Other methods of securing the implant, include, at least partially, through a relatively thin layer of appropriately formulated polymethylmethacrylate (commonly known as ‘bone cement’), not unlike the fixation of cemented joint replacement components. Also the implant may be secured in position, at least partially, by bony or soft tissue ingrowth and/or ongrowth, as may be induced or conducted by the surgery itself, the compliant, non-rigid nature of the implant and/or its fixation method, or by the characteristics of the surface of the implant, such as, but not limited to, the presence of pores, beads, crevices, coating such as plasma spray, hydroxy apatite or calcium phosphate formulations, the presence of biologically active agents, such as bone or soft tissue metabolism modulating agents, vectors or inductors for gene therapy, enzymes or catalysts. Temporary fixation may be provided initially through design features such as, but not limited to, the use of sutures, absorbable or non-absorbable, and/or screws/pegs/hooks/barbs/suture anchors, absorbable or non-absorbable.

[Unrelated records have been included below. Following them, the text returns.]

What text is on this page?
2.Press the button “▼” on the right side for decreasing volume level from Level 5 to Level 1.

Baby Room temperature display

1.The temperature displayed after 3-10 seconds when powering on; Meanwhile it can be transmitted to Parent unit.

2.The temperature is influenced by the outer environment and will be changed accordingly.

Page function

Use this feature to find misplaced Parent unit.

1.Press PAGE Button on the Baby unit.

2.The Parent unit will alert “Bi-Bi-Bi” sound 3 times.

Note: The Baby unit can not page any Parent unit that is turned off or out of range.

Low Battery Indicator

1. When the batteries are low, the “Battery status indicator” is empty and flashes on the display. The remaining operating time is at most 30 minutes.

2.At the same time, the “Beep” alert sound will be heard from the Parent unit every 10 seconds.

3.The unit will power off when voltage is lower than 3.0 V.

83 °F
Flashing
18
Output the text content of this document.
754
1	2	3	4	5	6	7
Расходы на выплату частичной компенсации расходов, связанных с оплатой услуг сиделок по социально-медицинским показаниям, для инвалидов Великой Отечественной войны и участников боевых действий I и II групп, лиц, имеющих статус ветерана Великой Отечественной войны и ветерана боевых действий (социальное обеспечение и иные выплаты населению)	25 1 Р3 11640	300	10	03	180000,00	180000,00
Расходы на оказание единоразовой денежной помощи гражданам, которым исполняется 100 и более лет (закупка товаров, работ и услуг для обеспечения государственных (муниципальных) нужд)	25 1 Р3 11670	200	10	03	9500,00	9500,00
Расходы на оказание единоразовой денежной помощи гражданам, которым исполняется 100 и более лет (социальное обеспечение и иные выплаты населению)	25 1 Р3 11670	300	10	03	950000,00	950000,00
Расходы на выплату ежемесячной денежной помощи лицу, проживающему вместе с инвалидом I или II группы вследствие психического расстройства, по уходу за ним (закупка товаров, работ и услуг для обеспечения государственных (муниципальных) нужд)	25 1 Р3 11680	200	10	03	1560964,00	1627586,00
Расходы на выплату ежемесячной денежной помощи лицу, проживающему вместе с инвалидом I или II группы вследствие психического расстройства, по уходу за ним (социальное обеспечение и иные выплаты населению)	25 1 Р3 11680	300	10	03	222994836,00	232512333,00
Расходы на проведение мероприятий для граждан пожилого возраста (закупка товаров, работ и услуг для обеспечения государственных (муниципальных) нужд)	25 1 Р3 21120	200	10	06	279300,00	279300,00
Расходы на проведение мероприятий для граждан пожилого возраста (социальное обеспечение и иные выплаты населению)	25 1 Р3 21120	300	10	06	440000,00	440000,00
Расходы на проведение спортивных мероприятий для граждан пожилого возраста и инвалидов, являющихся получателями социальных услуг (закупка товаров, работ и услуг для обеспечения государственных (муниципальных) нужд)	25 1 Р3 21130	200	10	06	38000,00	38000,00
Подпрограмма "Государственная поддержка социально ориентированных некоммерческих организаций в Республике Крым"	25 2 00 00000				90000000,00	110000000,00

The implant may furthermore be secured in position, at least partially, by implant geometry that resists motion into the direction opposite to insertion, such as, but not limited to, the following: the presence of flexible barbs; or implant geometry with the diameter of part of the implant greater than the residual diameter of an opening created in the femoral cortex/fascia lata/abductor insertion for introduction of the implant, facilitated by introduction of the implant in liquid or viscous form, such as applicable to certain self-curing synthetic materials as described above, use of sufficient force in the direction of the long axis of the implant fixation feature to induce an elastic response in the implant, leading to a transient decrease in its diameter, sufficient to allow implant introduction, followed by expansion to, or close to, the initial pre-insertion diameter.

The implants, in case of fracture requiring formal fracture surgery, do allow such surgery without excessive difficulty for the treating surgeon.

Although the particular preferred embodiments of the invention have been disclosed in detail for illustrative purposes, it will be recognized that variations or modifications of the disclosed apparatus lie within the scope of the present invention.